Dave Sickels, and officer with California Department of Fish and Game says "We find dead rats, mice, and small animals all over the marijuana farms. They've been poisoned, and of course other animals have then eaten them, too"
And all the toxins go into the water table, along with fecal matter left by the growers. The clean-up comes out of taxpayers pocket's. It costs at least 10 thousand dollars per acre to clean up and haul out the toxic chemicals, rubber hose, and trash - over a hundred million dollars this season alone.

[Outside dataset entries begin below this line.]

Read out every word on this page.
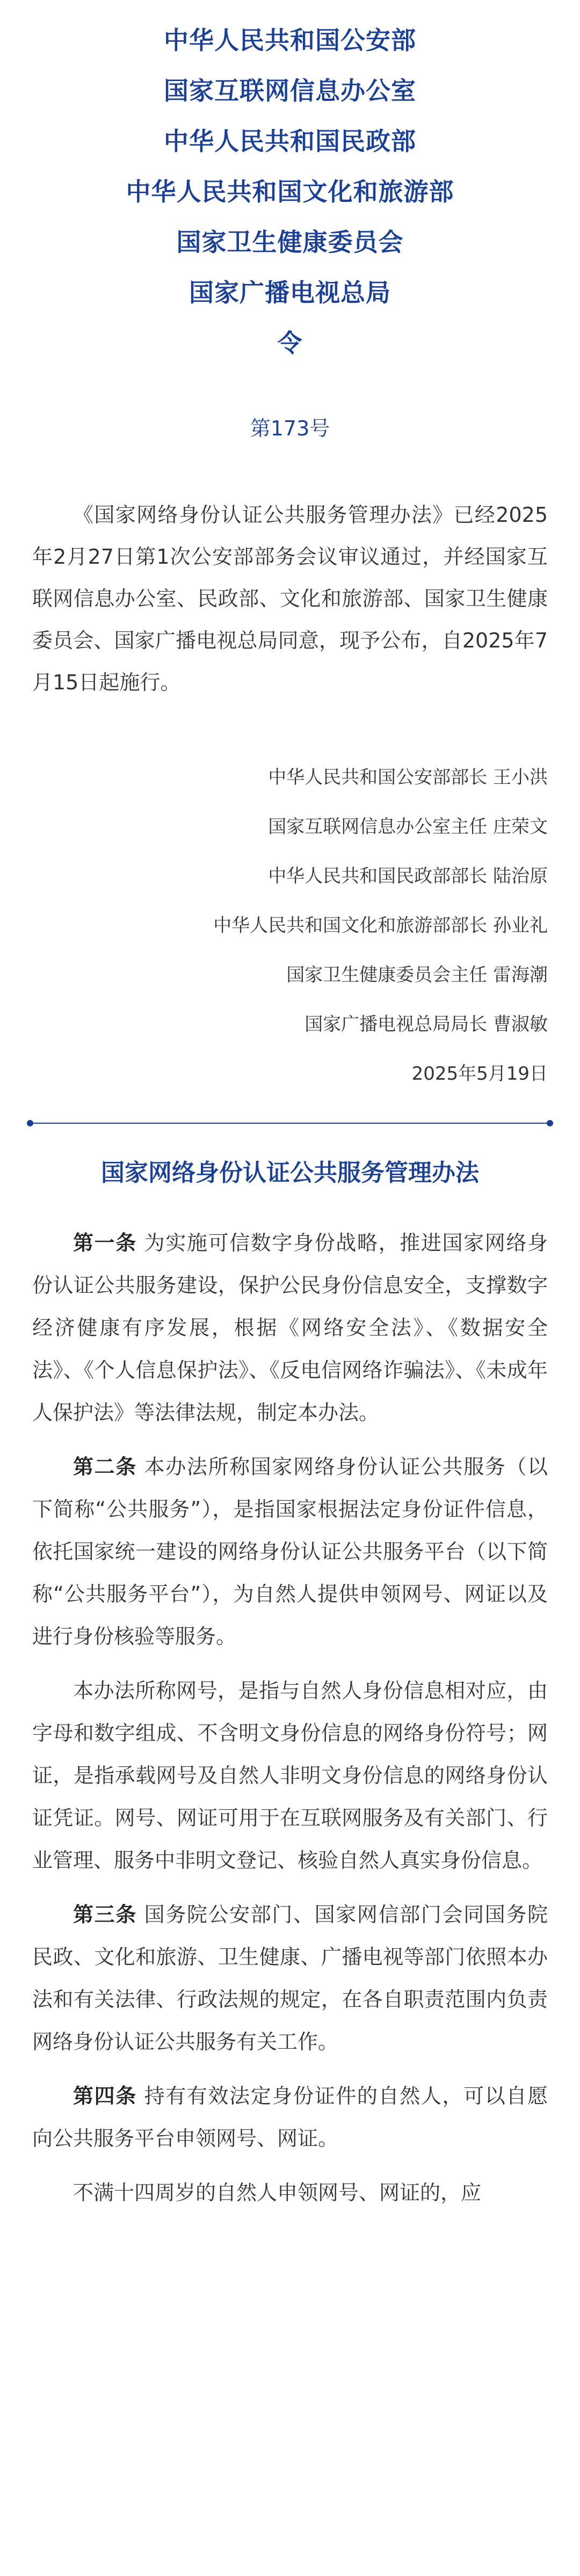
中华人民共和国公安部
国家互联网信息办公室
中华人民共和国民政部
中华人民共和国文化和旅游部
国家卫生健康委员会
国家广播电视总局
令
第173号

《国家网络身份认证公共服务管理办法》已经2025年2月27日第1次公安部部务会议审议通过，并经国家互联网信息办公室、民政部、文化和旅游部、国家卫生健康委员会、国家广播电视总局同意，现予公布，自2025年7月15日起施行。

中华人民共和国公安部部长 王小洪
国家互联网信息办公室主任 庄荣文
中华人民共和国民政部部长 陆治原
中华人民共和国文化和旅游部部长 孙业礼
国家卫生健康委员会主任 雷海潮
国家广播电视总局局长 曹淑敏
2025年5月19日
国家网络身份认证公共服务管理办法

第一条 为实施可信数字身份战略，推进国家网络身份认证公共服务建设，保护公民身份信息安全，支撑数字经济健康有序发展，根据《网络安全法》、《数据安全法》、《个人信息保护法》、《反电信网络诈骗法》、《未成年人保护法》等法律法规，制定本办法。

第二条 本办法所称国家网络身份认证公共服务（以下简称“公共服务”），是指国家根据法定身份证件信息，依托国家统一建设的网络身份认证公共服务平台（以下简称“公共服务平台”），为自然人提供申领网号、网证以及进行身份核验等服务。

本办法所称网号，是指与自然人身份信息相对应，由字母和数字组成、不含明文身份信息的网络身份符号；网证，是指承载网号及自然人非明文身份信息的网络身份认证凭证。网号、网证可用于在互联网服务及有关部门、行业管理、服务中非明文登记、核验自然人真实身份信息。

第三条 国务院公安部门、国家网信部门会同国务院民政、文化和旅游、卫生健康、广播电视等部门依照本办法和有关法律、行政法规的规定，在各自职责范围内负责网络身份认证公共服务有关工作。

第四条 持有有效法定身份证件的自然人，可以自愿向公共服务平台申领网号、网证。

不满十四周岁的自然人申领网号、网证的，应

Reynolds finds the ranch caretaker, who explains Skelton's widow has been gone for five weeks. But, he has seen men in the bushes from which we just came. He tells us he saw men with bicycles early in the year and later, men with guns. He thought they might be hunters.
No Harvest No Pay
Reynolds explains usually several farmers will sit with the plants, living in rough camps for up to six months, fertilizing and watering the marijuana. At harvest time, they hire more workers, usually for about 200 dollars a day.
"We've seen up to six to ten to twelve subjects up there during harvest time. They clip the plants, they cut the plants they trim them they'll hang and dry them," says Reynolds.
The farmers usually get paid only when the crop is sold. Meaning: today's farmers are out of luck. In fact, on this day the CAMP team eradicates 4 marijuana farms, worth an estimated $60 million.
Camp's Chris Jackson says, "Not only are they out a paycheck, but this comes out of...the street dealers pocket... out of the middle man, and it goes way up to the drug cartels down in Mexico. So all the violence and interactions than you see with the cartels down there, this is taking money straight out of their pockets."